Persons asserting a negligent misrepresentation claim must establish:
One, who, in the course of his business, profession or employment, or in any other transaction in which he has a pecuniary interest, supplies false information for the guidance of others in their business transactions, is subject to liability for pecuniary loss caused to them by their justifiable reliance upon the information if he fails to exercise reasonable care or competence in obtaining or communicating the information.

Restatement (Second) of Torts § 552(1) (1977); Robinson v. Omer, 952 S.W.2d 423, 427 (Tenn. 1997). An essential requirement for a claim of negligent misrepresentation is "detrimental reliance on a false premise." McNeil v. Nofal, 185 S.W.3d 402, 408 (Tenn. Ct. App. 2005) (supporting citations omitted). To succeed on a claim of negligent misrepresentation, the plaintiff must prove that he or she relied justifiably on the defendant's statements. See Lambdin v. Garland, 723 S.W.2d 953, 956 (Tenn. Ct. App. 1986). It is the plaintiff's burden to establish that his or her reliance on the defendant's statements was reasonable. Nofal, 185 S.W.3d at 409; see also Metro. Gov't of Nashville and Davidson Cnty. v. McKinney, 852 S.W.2d 233, 238 (Tenn. Ct. App. 1992).

The record reflects that the final bid was submitted after the parties received an addendum providing that the contractor was responsible for the cost of the concrete testing. This information was equally available to all parties. Additionally, the testimony presented at trial also reflects that the parties discussed the issue of concrete testing on multiple occasions and that Mayse, a sophisticated business, should have inquired further before submitting its bid.

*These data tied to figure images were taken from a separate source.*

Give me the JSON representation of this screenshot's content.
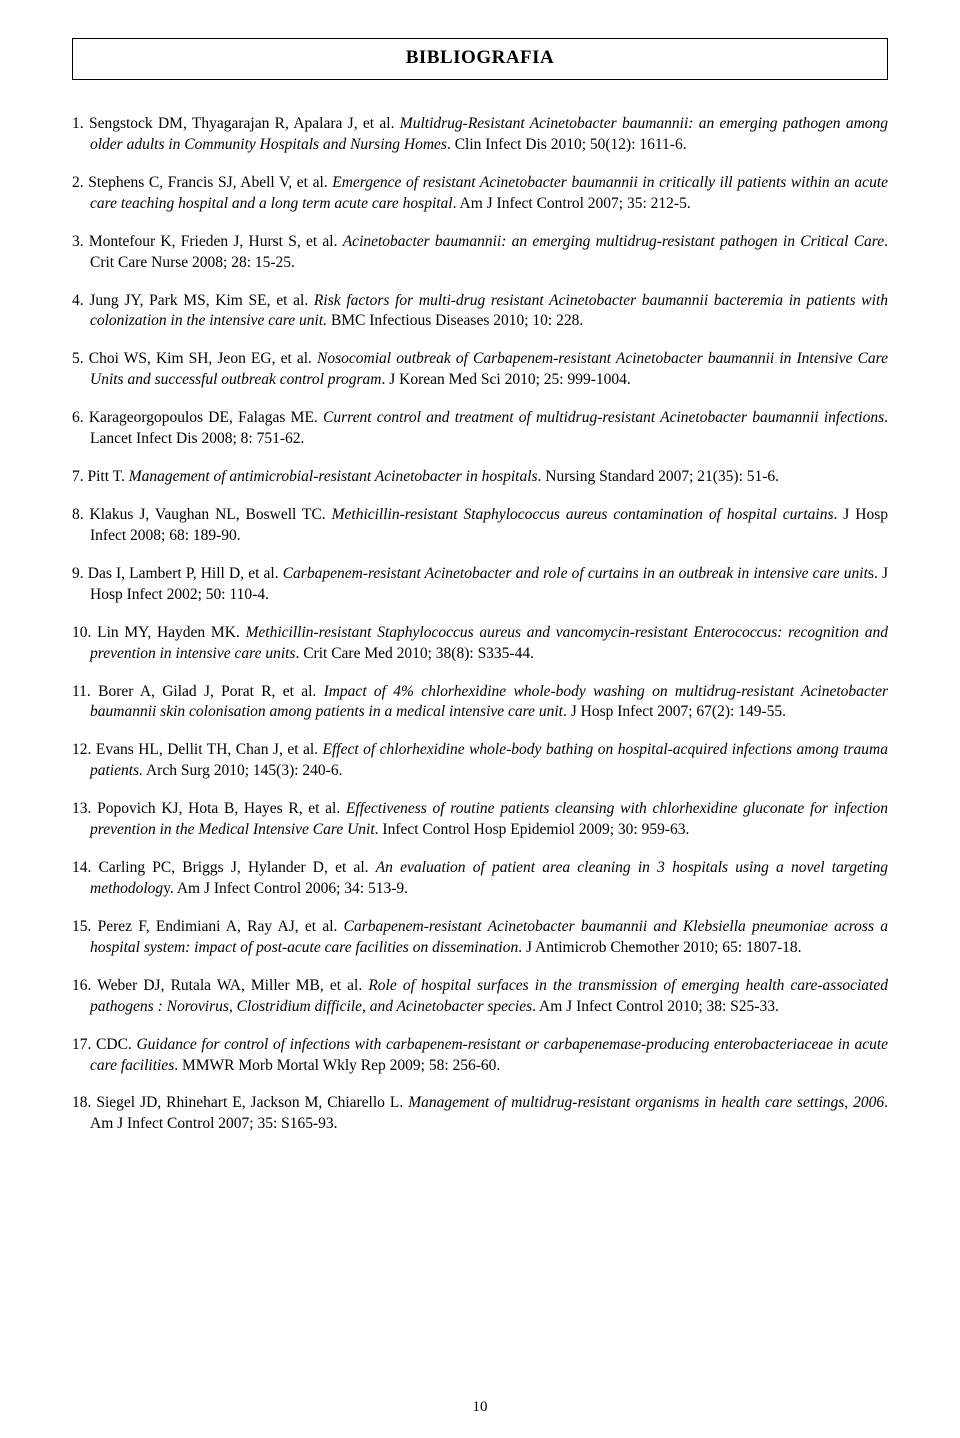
{
  "title": "BIBLIOGRAFIA",
  "page_number": "10",
  "fonts": {
    "body_family": "Times New Roman",
    "body_size_pt": 11.5,
    "title_size_pt": 14,
    "title_weight": "bold"
  },
  "colors": {
    "text": "#000000",
    "background": "#ffffff",
    "border": "#000000"
  },
  "references": [
    {
      "num": "1.",
      "authors": "Sengstock DM, Thyagarajan R, Apalara J, et al.",
      "title_italic": "Multidrug-Resistant Acinetobacter baumannii: an emerging pathogen among older adults in Community Hospitals and Nursing Homes",
      "tail": ". Clin Infect Dis 2010; 50(12): 1611-6."
    },
    {
      "num": "2.",
      "authors": "Stephens C, Francis SJ, Abell V, et al.",
      "title_italic": "Emergence of resistant Acinetobacter baumannii in critically ill patients within an acute care teaching hospital and a long term acute care hospital",
      "tail": ". Am J Infect Control 2007; 35: 212-5."
    },
    {
      "num": "3.",
      "authors": "Montefour K, Frieden J, Hurst S, et al.",
      "title_italic": "Acinetobacter baumannii: an emerging multidrug-resistant pathogen in Critical Care",
      "tail": ". Crit Care Nurse 2008; 28: 15-25."
    },
    {
      "num": "4.",
      "authors": "Jung JY, Park MS, Kim SE, et al.",
      "title_italic": "Risk factors for multi-drug resistant Acinetobacter baumannii bacteremia in patients with colonization in the intensive care unit.",
      "tail": " BMC Infectious Diseases 2010; 10: 228."
    },
    {
      "num": "5.",
      "authors": "Choi WS, Kim SH, Jeon EG, et al.",
      "title_italic": "Nosocomial outbreak of Carbapenem-resistant Acinetobacter baumannii in Intensive Care Units and successful outbreak control program",
      "tail": ". J Korean Med Sci 2010; 25: 999-1004."
    },
    {
      "num": "6.",
      "authors": "Karageorgopoulos DE, Falagas ME.",
      "title_italic": "Current control and treatment of multidrug-resistant Acinetobacter baumannii infections",
      "tail": ". Lancet Infect Dis 2008; 8: 751-62."
    },
    {
      "num": "7.",
      "authors": "Pitt T.",
      "title_italic": "Management of antimicrobial-resistant Acinetobacter in hospitals",
      "tail": ". Nursing Standard 2007; 21(35): 51-6."
    },
    {
      "num": "8.",
      "authors": "Klakus J, Vaughan NL, Boswell TC.",
      "title_italic": "Methicillin-resistant Staphylococcus aureus contamination of hospital curtains",
      "tail": ". J Hosp Infect 2008; 68: 189-90."
    },
    {
      "num": "9.",
      "authors": "Das I, Lambert P, Hill D, et al.",
      "title_italic": "Carbapenem-resistant Acinetobacter and role of curtains in an outbreak in intensive care unit",
      "tail": "s. J Hosp Infect 2002; 50: 110-4."
    },
    {
      "num": "10.",
      "authors": "Lin MY, Hayden MK.",
      "title_italic": "Methicillin-resistant Staphylococcus aureus and vancomycin-resistant Enterococcus: recognition and prevention in intensive care units",
      "tail": ". Crit Care Med 2010; 38(8): S335-44."
    },
    {
      "num": "11.",
      "authors": "Borer A, Gilad J, Porat R, et al.",
      "title_italic": "Impact of 4% chlorhexidine whole-body washing on multidrug-resistant Acinetobacter baumannii skin colonisation among patients in a medical intensive care unit",
      "tail": ". J Hosp Infect 2007; 67(2): 149-55."
    },
    {
      "num": "12.",
      "authors": "Evans HL, Dellit TH, Chan J, et al.",
      "title_italic": "Effect of chlorhexidine whole-body bathing on hospital-acquired infections among trauma patients.",
      "tail": " Arch Surg 2010; 145(3): 240-6."
    },
    {
      "num": "13.",
      "authors": "Popovich KJ, Hota B, Hayes R, et al.",
      "title_italic": "Effectiveness of routine patients cleansing with chlorhexidine gluconate for infection prevention in the Medical Intensive Care Unit",
      "tail": ". Infect Control Hosp Epidemiol 2009; 30: 959-63."
    },
    {
      "num": "14.",
      "authors": "Carling PC, Briggs J, Hylander D, et al.",
      "title_italic": "An evaluation of patient area cleaning in 3 hospitals using a novel targeting methodolog",
      "tail": "y. Am J Infect Control 2006; 34: 513-9."
    },
    {
      "num": "15.",
      "authors": "Perez F, Endimiani A, Ray AJ, et al.",
      "title_italic": "Carbapenem-resistant Acinetobacter baumannii and Klebsiella pneumoniae across a hospital system: impact of post-acute care facilities on dissemination",
      "tail": ". J Antimicrob Chemother 2010; 65: 1807-18."
    },
    {
      "num": "16.",
      "authors": "Weber DJ, Rutala WA, Miller MB, et al.",
      "title_italic": "Role of hospital surfaces in the transmission of emerging health care-associated pathogens : Norovirus, Clostridium difficile, and Acinetobacter species",
      "tail": ". Am J Infect Control 2010; 38: S25-33."
    },
    {
      "num": "17.",
      "authors": "CDC.",
      "title_italic": "Guidance for control of infections with carbapenem-resistant or carbapenemase-producing enterobacteriaceae in acute care facilities",
      "tail": ". MMWR Morb Mortal Wkly Rep 2009; 58: 256-60."
    },
    {
      "num": "18.",
      "authors": "Siegel JD, Rhinehart E, Jackson M, Chiarello L.",
      "title_italic": "Management of multidrug-resistant organisms in health care settings, 2006",
      "tail": ". Am J Infect Control 2007; 35: S165-93."
    }
  ]
}
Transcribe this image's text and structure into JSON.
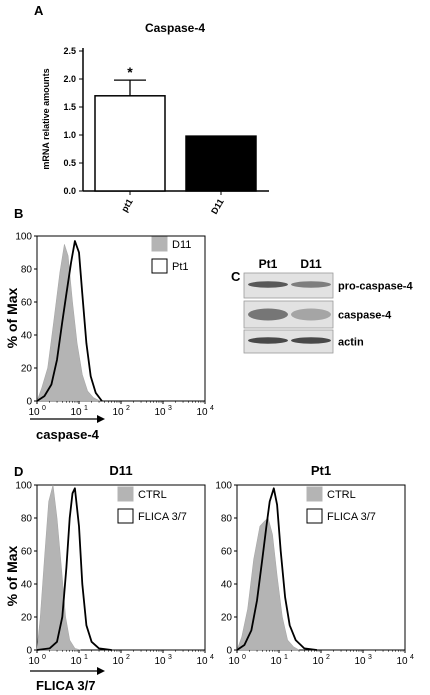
{
  "panel_a": {
    "letter": "A",
    "chart_data": {
      "type": "bar",
      "title": "Caspase-4",
      "ylabel": "mRNA relative amounts",
      "xlabel": "",
      "categories": [
        "pt1",
        "D11"
      ],
      "values": [
        1.7,
        0.98
      ],
      "errors": [
        0.28,
        0.0
      ],
      "fills": [
        "#ffffff",
        "#000000"
      ],
      "ylim": [
        0,
        2.5
      ],
      "yticks": [
        "0.0",
        "0.5",
        "1.0",
        "1.5",
        "2.0",
        "2.5"
      ],
      "annotation": "*"
    }
  },
  "panel_b": {
    "letter": "B",
    "chart_data": {
      "type": "area",
      "ylabel": "% of Max",
      "xlabel": "caspase-4",
      "x_scale": "log",
      "yticks": [
        "0",
        "20",
        "40",
        "60",
        "80",
        "100"
      ],
      "xticks": [
        "10",
        "10",
        "10",
        "10",
        "10"
      ],
      "xtick_exps": [
        "0",
        "1",
        "2",
        "3",
        "4"
      ],
      "series": [
        {
          "name": "D11",
          "style": "filled-gray",
          "x": [
            1,
            1.3,
            1.8,
            2.5,
            3.5,
            4.5,
            5.5,
            7,
            9,
            12,
            16,
            22,
            32
          ],
          "y": [
            0,
            8,
            20,
            48,
            78,
            95,
            88,
            60,
            35,
            16,
            6,
            2,
            0
          ]
        },
        {
          "name": "Pt1",
          "style": "black-outline",
          "x": [
            1,
            1.5,
            2.2,
            3,
            4,
            5,
            6.5,
            8,
            10,
            12,
            15,
            19,
            25,
            35
          ],
          "y": [
            0,
            3,
            10,
            25,
            48,
            65,
            84,
            97,
            90,
            65,
            35,
            15,
            5,
            0
          ]
        }
      ]
    }
  },
  "panel_c": {
    "letter": "C",
    "lanes": [
      "Pt1",
      "D11"
    ],
    "rows": [
      {
        "label": "pro-caspase-4",
        "intensity": [
          0.75,
          0.5
        ]
      },
      {
        "label": "caspase-4",
        "intensity": [
          0.55,
          0.25
        ]
      },
      {
        "label": "actin",
        "intensity": [
          0.85,
          0.85
        ]
      }
    ]
  },
  "panel_d": {
    "letter": "D",
    "ylabel": "% of Max",
    "xlabel": "FLICA 3/7",
    "chart_data": [
      {
        "type": "area",
        "title": "D11",
        "x_scale": "log",
        "yticks": [
          "0",
          "20",
          "40",
          "60",
          "80",
          "100"
        ],
        "xticks": [
          "10",
          "10",
          "10",
          "10",
          "10"
        ],
        "xtick_exps": [
          "0",
          "1",
          "2",
          "3",
          "4"
        ],
        "series": [
          {
            "name": "CTRL",
            "style": "filled-gray",
            "x": [
              1,
              1.2,
              1.5,
              1.9,
              2.4,
              3,
              3.8,
              4.8,
              6,
              8,
              11
            ],
            "y": [
              0,
              20,
              55,
              90,
              100,
              80,
              50,
              20,
              6,
              1,
              0
            ]
          },
          {
            "name": "FLICA 3/7",
            "style": "black-outline",
            "x": [
              1,
              2,
              3,
              4,
              5,
              6,
              7,
              8,
              10,
              12,
              15,
              20,
              30,
              60
            ],
            "y": [
              0,
              1,
              5,
              20,
              50,
              80,
              95,
              98,
              75,
              40,
              15,
              5,
              1,
              0
            ]
          }
        ]
      },
      {
        "type": "area",
        "title": "Pt1",
        "x_scale": "log",
        "yticks": [
          "0",
          "20",
          "40",
          "60",
          "80",
          "100"
        ],
        "xticks": [
          "10",
          "10",
          "10",
          "10",
          "10"
        ],
        "xtick_exps": [
          "0",
          "1",
          "2",
          "3",
          "4"
        ],
        "series": [
          {
            "name": "CTRL",
            "style": "filled-gray",
            "x": [
              1,
              1.3,
              1.8,
              2.5,
              3.5,
              4.5,
              5.5,
              7,
              9,
              12,
              16,
              22,
              30
            ],
            "y": [
              0,
              8,
              25,
              55,
              75,
              78,
              80,
              70,
              45,
              20,
              6,
              2,
              0
            ]
          },
          {
            "name": "FLICA 3/7",
            "style": "black-outline",
            "x": [
              1,
              1.5,
              2.2,
              3,
              4,
              5,
              6,
              7.5,
              9,
              11,
              14,
              18,
              25,
              40,
              80
            ],
            "y": [
              0,
              3,
              12,
              30,
              55,
              75,
              90,
              98,
              88,
              60,
              32,
              15,
              6,
              1,
              0
            ]
          }
        ]
      }
    ]
  }
}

Accordingly, we conclude that the trial court did not err in denying the claim for negligent misrepresentation.

C.

MSK asserts that the trial court abused its discretion in setting the rate of prejudgment interest at the statutory rate of 1 percent. Mayse responds that the court did not err.

The trial court may award prejudgment interest "as an element of, or in the nature of, damages . . . in accordance with the principles of equity at any rate not in excess of a maximum effective rate of ten percent (10%) per annum." Tenn. Code Ann. § 47-14-123. "The usual means of compensating for [loss of use of funds] is the allowance of interest.

Interest recovered in order to make the obligee whole is the relief usually sought, and the allowance of prejudgment interest under such circumstances is 'familiar and almost commonplace.'" Mitchell v. Mitchell, 876 S.W.2d 830, 832 (Tenn. 1994) (quoting Deas v. Deas, 774 S.W.2d 167, 170 (Tenn. 1989)). "The purpose of [prejudgment] interest is to fully compensate a plaintiff for the loss of the use of funds to which he or she was legally entitled, not to penalize a defendant for wrongdoing." Hunter v. Ura, 163 S.W.3d 686, 706 (Tenn. 2005) (quoting Myint v. Allstate Ins. Co., 970 S.W.2d 920, 927 (Tenn. 1998)).

In determining whether to award prejudgment interest, courts should consider the principles of equity and two additional factors. Mitchell, 876 S.W.2d at 830. First, an award of interest is allowed when "the amount of the obligation is certain" or reasonably ascertainable "by a proper accounting" and "is not disputed on reasonable grounds." Myint, 970 S.W.2d at 927. Second, an award of interest is allowed when "the existence of the obligation itself is not disputed on reasonable grounds." Id. However, "[t]he uncertainty of either the existence or amount of an obligation does not mandate a denial of prejudgment interest, and a trial court's grant of such interest is not automatically an abuse of discretion, provided the decision was otherwise equitable." Id. at 928.

Here, the amount of the obligation was certain, and the award of interest was equitable because MSK lost the use of the funds while the case progressed in litigation. Moreover, the court's decision to award prejudgment interest at a statutory rate of 1 percent was wholly within the court's discretion. See Tenn. Code Ann. § 47-14-123. Following our review, we conclude that the trial court did not abuse its discretion in setting the rate of prejudgment interest.

V. CONCLUSION

The judgment of the trial court is affirmed, and this case is remanded to the trial court for collection of costs below. Costs of the appeal are taxed to the appellant, Mayse Construction Company.